In the United States, the resources and funding for the two streams of immigrants has historically been distinct. While the State Department handles refugee admissions, the Department of Homeland Security and the Department of Justice process asylum applications. However, hardliners in the Trump administration, foremost the fascistic senior policy advisor Stephen Miller, have consistently tried to link the two within a broader anti-immigrant framework.

Asylum seekers in the United States are primarily from Central and South America—the undocumented migrants who have been the primary targets of the cruel and inhumane immigration regime that is taking shape under the Trump administration.

In his prepared statement to the press, Pompeo said that the 30,000 cap “must be considered in the context of the many other forms of protection and assistance offered by the United States,” and that while “some would categorize the refugee ceiling as the sole barometer of America's commitment to vulnerable people around the world,” that “would be wrong."

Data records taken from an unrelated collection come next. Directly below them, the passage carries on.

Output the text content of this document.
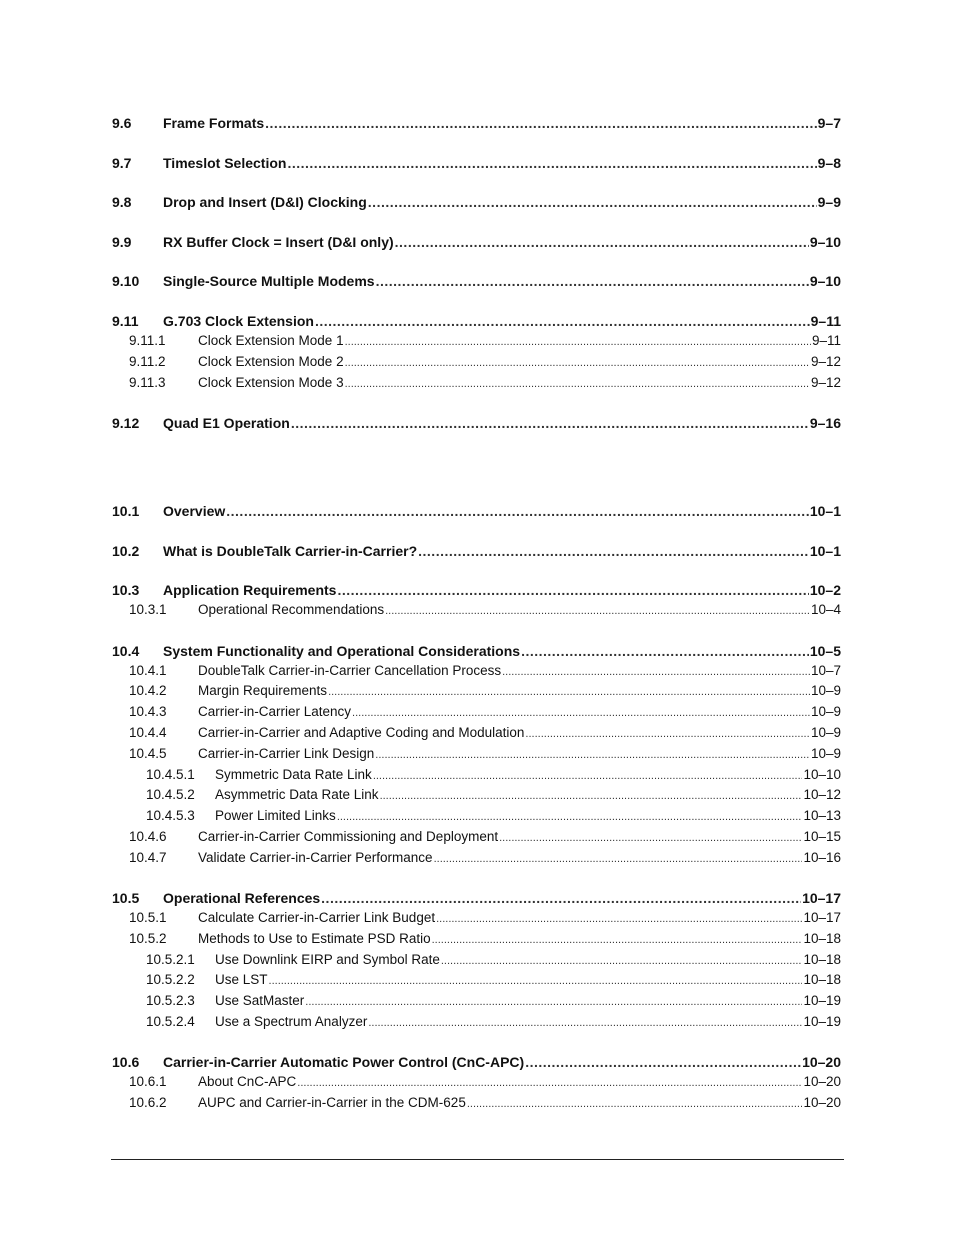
9.6	Frame Formats .....	9–7
9.7	Timeslot Selection .....	9–8
9.8	Drop and Insert (D&I) Clocking .....	9–9
9.9	RX Buffer Clock = Insert (D&I only) .....	9–10
9.10	Single-Source Multiple Modems .....	9–10
9.11	G.703 Clock Extension .....	9–11
9.11.1	Clock Extension Mode 1 .....	9–11
9.11.2	Clock Extension Mode 2 .....	9–12
9.11.3	Clock Extension Mode 3 .....	9–12
9.12	Quad E1 Operation .....	9–16
10.1	Overview .....	10–1
10.2	What is DoubleTalk Carrier-in-Carrier? .....	10–1
10.3	Application Requirements .....	10–2
10.3.1	Operational Recommendations .....	10–4
10.4	System Functionality and Operational Considerations .....	10–5
10.4.1	DoubleTalk Carrier-in-Carrier Cancellation Process .....	10–7
10.4.2	Margin Requirements .....	10–9
10.4.3	Carrier-in-Carrier Latency .....	10–9
10.4.4	Carrier-in-Carrier and Adaptive Coding and Modulation .....	10–9
10.4.5	Carrier-in-Carrier Link Design .....	10–9
10.4.5.1	Symmetric Data Rate Link .....	10–10
10.4.5.2	Asymmetric Data Rate Link .....	10–12
10.4.5.3	Power Limited Links .....	10–13
10.4.6	Carrier-in-Carrier Commissioning and Deployment .....	10–15
10.4.7	Validate Carrier-in-Carrier Performance .....	10–16
10.5	Operational References .....	10–17
10.5.1	Calculate Carrier-in-Carrier Link Budget .....	10–17
10.5.2	Methods to Use to Estimate PSD Ratio .....	10–18
10.5.2.1	Use Downlink EIRP and Symbol Rate .....	10–18
10.5.2.2	Use LST .....	10–18
10.5.2.3	Use SatMaster .....	10–19
10.5.2.4	Use a Spectrum Analyzer .....	10–19
10.6	Carrier-in-Carrier Automatic Power Control (CnC-APC) .....	10–20
10.6.1	About CnC-APC .....	10–20
10.6.2	AUPC and Carrier-in-Carrier in the CDM-625 .....	10–20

The irony of Pompeo’s statement is hard to miss. The Trump administration has systematically undermined most of the existing forms of “protections and assistance” for vulnerable populations at all levels.

In addition to all its other well-documented attacks, the administration has also narrowed the definition of who qualifies for asylum, going so far as to curtail the Temporary Protected Status program for over 428,000 immigrants from El Salvador, Haiti, Honduras, Nepal, Nicaragua, and Sudan. Given this, to claim that reducing the number of refugees allowed into the country will help facilitate better treatment of asylum seekers is an outright lie.

While the lowering of the cap on refugees may not be the “sole barometer,” it definitely underscores the administration’s commitment to the ongoing war on immigrants and the working class as a whole.